Although there are many insights in the paper, perhaps the most profound is Dr. Kling’s discussion of how the regulatory remedies for past financial crises ended up contributing to the future ones. For example, after the record number of bank failures and home foreclosures in the 1930s (a problem exacerbated by regulatory prohibitions on bank branching), the government began encouraging 30 year mortgages, introduced the mortgage tax deduction, and added depositor insurance. Although very popular (the mortgage tax deduction is very popular with me), these measures rewarded indebtedness and encouraged folks to spend more on housing. If we fast forward to the rampant inflation of late 70s and early 80s, we find savings and loans holding portfolios of 30 year mortgages whose values were rapidly being destroyed by inflation.
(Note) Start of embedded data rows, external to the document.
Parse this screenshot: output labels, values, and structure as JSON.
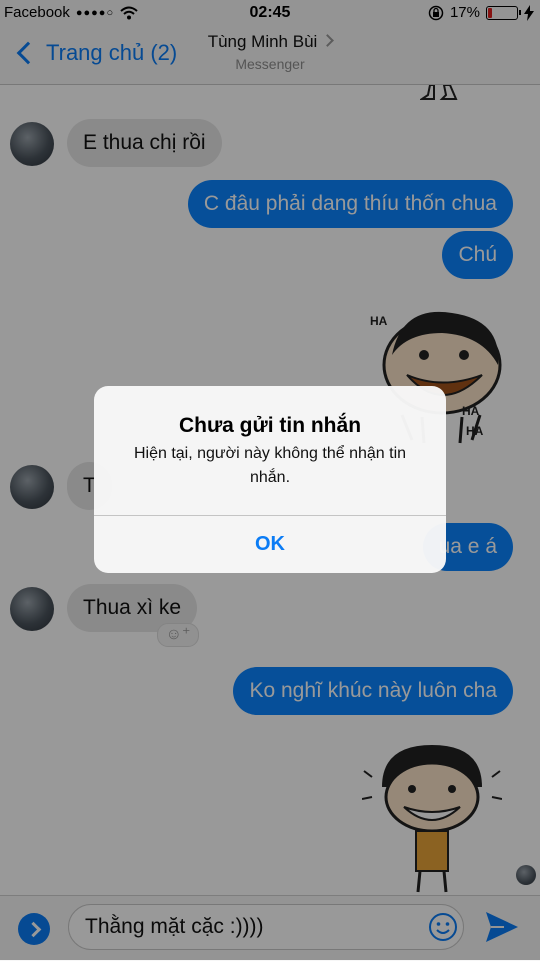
{
  "status_bar": {
    "carrier": "Facebook",
    "signal_dots": "●●●●○",
    "time": "02:45",
    "battery": "17%",
    "battery_level": 0.17
  },
  "nav": {
    "back_label": "Trang chủ (2)",
    "contact_name": "Tùng Minh Bùi",
    "subtitle": "Messenger"
  },
  "messages": [
    {
      "from": "them",
      "text": "E thua chị rồi"
    },
    {
      "from": "me",
      "text": "C đâu phải dang thíu thốn chua"
    },
    {
      "from": "me",
      "text": "Chú"
    },
    {
      "from": "me",
      "type": "sticker",
      "text": ""
    },
    {
      "from": "them",
      "text": "T"
    },
    {
      "from": "me",
      "text": "ua e á"
    },
    {
      "from": "them",
      "text": "Thua xì ke"
    },
    {
      "from": "me",
      "text": "Ko nghĩ khúc này luôn cha"
    },
    {
      "from": "me",
      "type": "sticker",
      "text": ""
    }
  ],
  "sticker_texts": [
    "HA",
    "HA",
    "HA"
  ],
  "composer": {
    "text": "Thằng mặt cặc :))))"
  },
  "alert": {
    "title": "Chưa gửi tin nhắn",
    "message": "Hiện tại, người này không thể nhận tin nhắn.",
    "ok_label": "OK"
  },
  "colors": {
    "accent": "#0b7cf5",
    "outgoing_bubble": "#0b84ff",
    "incoming_bubble": "#e6e6e6"
  }
}
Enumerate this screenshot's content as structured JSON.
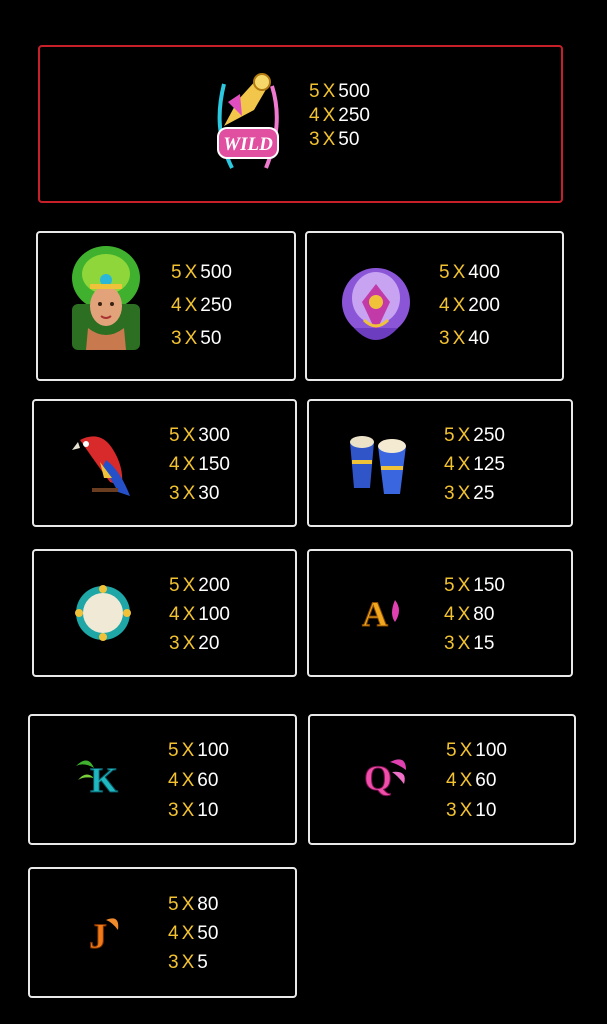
{
  "paytable": [
    {
      "symbol": "wild-icon",
      "label": "WILD",
      "pays": [
        {
          "count": "5",
          "multiplier": "X",
          "value": "500"
        },
        {
          "count": "4",
          "multiplier": "X",
          "value": "250"
        },
        {
          "count": "3",
          "multiplier": "X",
          "value": "50"
        }
      ]
    },
    {
      "symbol": "carnival-dancer-icon",
      "pays": [
        {
          "count": "5",
          "multiplier": "X",
          "value": "500"
        },
        {
          "count": "4",
          "multiplier": "X",
          "value": "250"
        },
        {
          "count": "3",
          "multiplier": "X",
          "value": "50"
        }
      ]
    },
    {
      "symbol": "feather-headdress-icon",
      "pays": [
        {
          "count": "5",
          "multiplier": "X",
          "value": "400"
        },
        {
          "count": "4",
          "multiplier": "X",
          "value": "200"
        },
        {
          "count": "3",
          "multiplier": "X",
          "value": "40"
        }
      ]
    },
    {
      "symbol": "parrot-icon",
      "pays": [
        {
          "count": "5",
          "multiplier": "X",
          "value": "300"
        },
        {
          "count": "4",
          "multiplier": "X",
          "value": "150"
        },
        {
          "count": "3",
          "multiplier": "X",
          "value": "30"
        }
      ]
    },
    {
      "symbol": "conga-drums-icon",
      "pays": [
        {
          "count": "5",
          "multiplier": "X",
          "value": "250"
        },
        {
          "count": "4",
          "multiplier": "X",
          "value": "125"
        },
        {
          "count": "3",
          "multiplier": "X",
          "value": "25"
        }
      ]
    },
    {
      "symbol": "tambourine-icon",
      "pays": [
        {
          "count": "5",
          "multiplier": "X",
          "value": "200"
        },
        {
          "count": "4",
          "multiplier": "X",
          "value": "100"
        },
        {
          "count": "3",
          "multiplier": "X",
          "value": "20"
        }
      ]
    },
    {
      "symbol": "letter-a-icon",
      "label": "A",
      "pays": [
        {
          "count": "5",
          "multiplier": "X",
          "value": "150"
        },
        {
          "count": "4",
          "multiplier": "X",
          "value": "80"
        },
        {
          "count": "3",
          "multiplier": "X",
          "value": "15"
        }
      ]
    },
    {
      "symbol": "letter-k-icon",
      "label": "K",
      "pays": [
        {
          "count": "5",
          "multiplier": "X",
          "value": "100"
        },
        {
          "count": "4",
          "multiplier": "X",
          "value": "60"
        },
        {
          "count": "3",
          "multiplier": "X",
          "value": "10"
        }
      ]
    },
    {
      "symbol": "letter-q-icon",
      "label": "Q",
      "pays": [
        {
          "count": "5",
          "multiplier": "X",
          "value": "100"
        },
        {
          "count": "4",
          "multiplier": "X",
          "value": "60"
        },
        {
          "count": "3",
          "multiplier": "X",
          "value": "10"
        }
      ]
    },
    {
      "symbol": "letter-j-icon",
      "label": "J",
      "pays": [
        {
          "count": "5",
          "multiplier": "X",
          "value": "80"
        },
        {
          "count": "4",
          "multiplier": "X",
          "value": "50"
        },
        {
          "count": "3",
          "multiplier": "X",
          "value": "5"
        }
      ]
    }
  ],
  "colors": {
    "count_color": "#f2c230",
    "value_color": "#ffffff",
    "wild_border": "#c8202a",
    "card_border": "#e9e9e9",
    "background": "#000000"
  }
}
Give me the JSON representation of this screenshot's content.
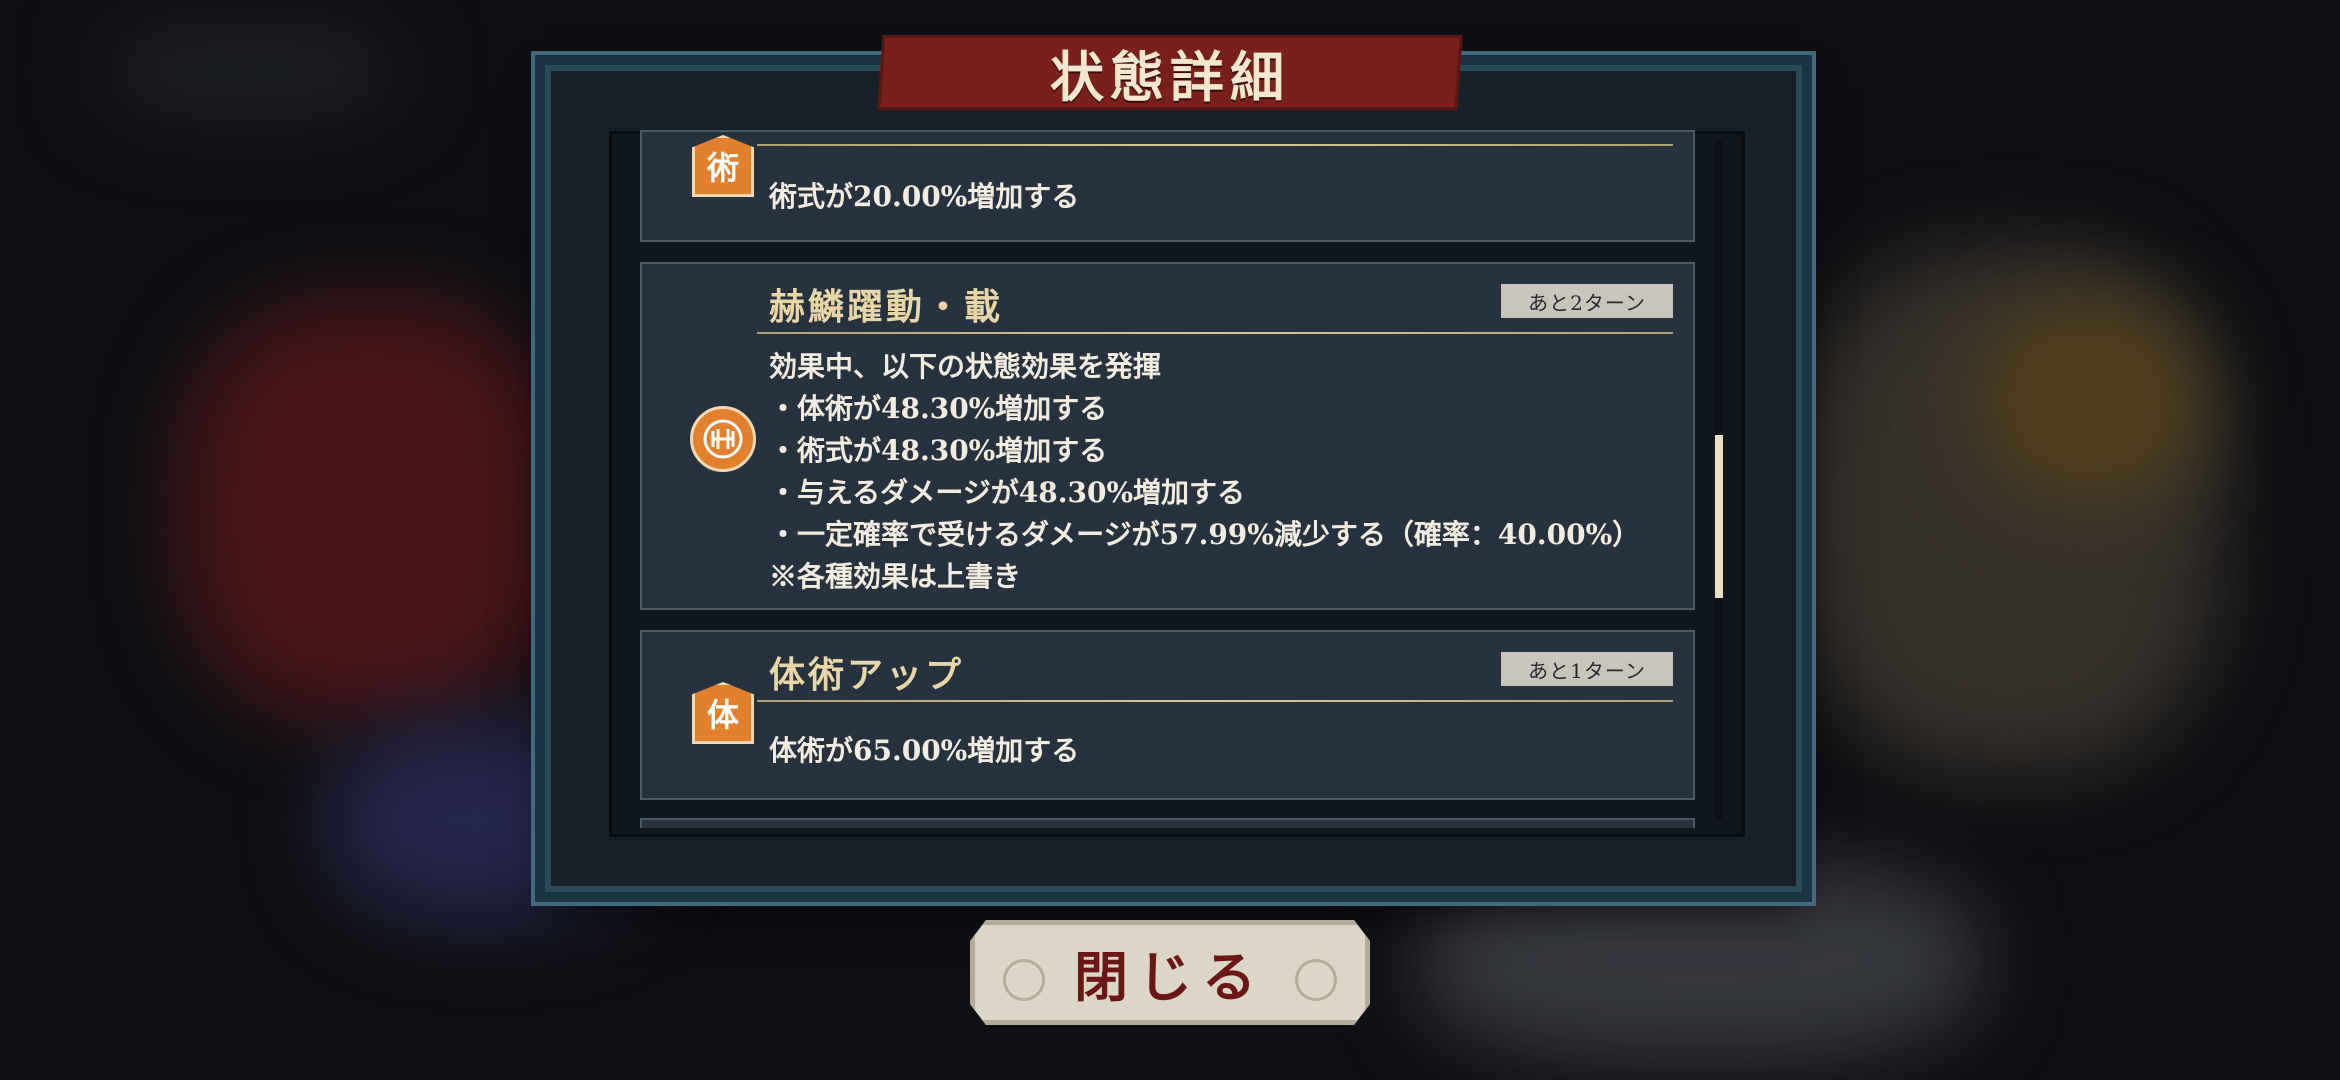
{
  "title": "状態詳細",
  "close_label": "閉じる",
  "cards": [
    {
      "icon": "jutsu-icon",
      "icon_char": "術",
      "body": [
        "術式が20.00%増加する"
      ]
    },
    {
      "icon": "tai-jutsu-emblem-icon",
      "name": "赫鱗躍動・載",
      "turns": "あと2ターン",
      "body": [
        "効果中、以下の状態効果を発揮",
        "・体術が48.30%増加する",
        "・術式が48.30%増加する",
        "・与えるダメージが48.30%増加する",
        "・一定確率で受けるダメージが57.99%減少する（確率：40.00%）",
        "※各種効果は上書き"
      ]
    },
    {
      "icon": "tai-icon",
      "icon_char": "体",
      "name": "体術アップ",
      "turns": "あと1ターン",
      "body": [
        "体術が65.00%増加する"
      ]
    }
  ],
  "colors": {
    "accent": "#e2802e",
    "title_banner": "#7a201c",
    "gold_rule": "#d8c79e"
  }
}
Additionally, the S&Ls were forbidden from raising the interest rates they paid above a specified “Q” rate. As potential depositors could get more for their money in money markets with the same amount of liquidity, they withheld their funds from the S&Ls. Subsequently, the S&Ls found themselves in the lose-lose situation of holding imploding assets and facing a dry creek for cash flow. Desperate, and with the knowledge that the government insured their customers’ deposits, many S&Ls went “long” on high risk deals with the potential to save them. Eager to keep these institutions open, regulators complied (another underlying current in Kling’s article is that the supposedly “un-greedy” regulators appeared at best indifferent and at worst played cheerleader to the actions of “greedy” bankers). After many S&Ls went bust, regulators started to explore ways of avoiding what had caused the S&L Crisis. The Q rate was phased out, but the problem of inflation eroding mortgage assets remained. The solution was to encourage the securitization of mortgages.
Securitization promised increased lending to poorer potential homebuyers while supposedly spreading the risk. However, the Basel Accords (an agreement reached in 1988 among the central bankers and regulators of ten countries including the U.S.) inadvertently increased the risks associated with securitization. As far as I can tell, the Basel Accords included a provision which attempted to set standards for capital reserves held by banks. However, banks often held reserves in many different forms (cash, government bonds, corporate bonds, and mortgaged-back securities). Basel tried to get regulators to agree on how “valuable” each of these different types of reserves were according to their risk, which was assessed by a risk multiplier against their face value. For example, as cash and government bonds hold little risk, every dollar of cash or bond counted as a dollar in capital reserves. Since corporate bonds are considered riskier than government bonds, a bank holding corporate bonds in reserves could not count them at face value but at a discount. For example, $1 in corporate bonds may only count as $0.50 worth of reserves. Although not in the top tier of gash or government bonds, guess which type of financial instruments were considered to have the next least risk? Yes, mortgage backed securities! Accordingly, the banks loaded up on them. This overvaluation of mortgaged-backed securities essentially allowed banks to lend more and keep lower capital reserves. Unfortunately, when the price of these mortgage-backed securities collapsed, banks’ reserves fell below minimum requirements leading to what is best described as the insolvency of the banking system.
Of course, there are many more worthy points to mention (for example how in 1968 the government used Fannie Mae and Freddie Mac as vehicles to keep government subsidized housing debt out of the federal budget deficit and thus avoid a budgetary procedure that allowed Congress to challenge appropriations for the Vietnam War), but the core of Kling’s argument is that over the course of seventy years the government created a regulatory environment that elevated mortgage lending above other forms lending (commercial lending for example). All that being said, I do not want to make out that the article is a government-bashing blame game; the article is an impartial look at the incentives created by regulatory structures. As a society and through a free and fair political process, a majority decided that we valued housing enough to subsidize it. Unfortunately, the realities of economics dictate that when you subsidize something, you tend to get too much of it.